The first figure, depicted below, shows the number of recipes satisfied (\(y\)-axis) by the returned list of ingredients (\(x\)-axis). Each line represents a different algorithm.

We see that *greedy* performs very near the brute-force solution (** note:** exhaustive cuts off after \(k=10\) due to time limits). The rest all perform similarly with result sizes about 3-4 lower than the optimal.

Furthermore, the next figure highlights the runtime of each algorithm. Note the \(y\)-axis is log scale 10. As expected we see an exponential blow up in runtime for the brute-force solution. This algorithm, while exact, is infeasible for realistically sized data sets. Combined with the above results we can conclude that the *greedy* algorithm is the best in terms of result to performance trade-off.

## The Best Ingredients

The numbers are indeed interesting, but what is the best subset of ingredients? This what we initially set out for after all. Running the brute-force algorithm with \(k=10\) on my small recipe data set we get the following list of ingredients.

```
Cola, Cream, Lemon Juice, Vermouth, Gin, Campari, Whiskey, Beer, Tonic, Bitters
```

These, plus common household ingredients and garnishes, can be used to make the following 11 recipes.

```
Negroni, Hot Toddy, Jack and Coke, Boulevardier, Dry Martini, Gin Tonic,
Boilermaker, Manhattan, Old Fashioned, Irish Coffee, Whiskey Neat
```

Note that these results are severely impacted by the data set used. For example I could artificially inflate the result by adding recipes to my list that are just combinations of these 10 ingredients. Thus, the scale of these numbers, 10 ingredients and 11 recipes, is not as interesting, but rather their optimality for this particular \(R\) and \(I\). In this case, since we used the brute-force algorithm, we can conclude that this is the optimal solution for our particular list of recipes.

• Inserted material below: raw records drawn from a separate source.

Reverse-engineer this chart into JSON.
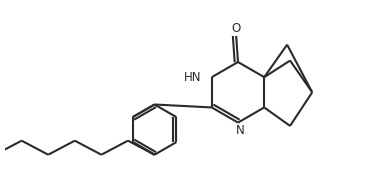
{
  "background": "#ffffff",
  "line_color": "#2a2a2a",
  "bond_lw": 1.5,
  "font_size": 8.5,
  "fig_w": 3.8,
  "fig_h": 1.92,
  "xlim": [
    0,
    10
  ],
  "ylim": [
    0,
    5.2
  ]
}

For \(k=5\) the brute force algorithm gives the following.

```
Ingredients: Gin, Vermouth, Whiskey, Campari, Bitters
Recipes: Old Fashioned, Dry Martini, Boulevardier, Negroni, Whiskey Neat, Manhattan
```

For larger \(\lvert I\rvert\) and/or \(k\) we will need to switch to the greedy heuristic algorithm. However, we have previously demonstrated that this algorithm is a good candidate for finding good ingredient sets.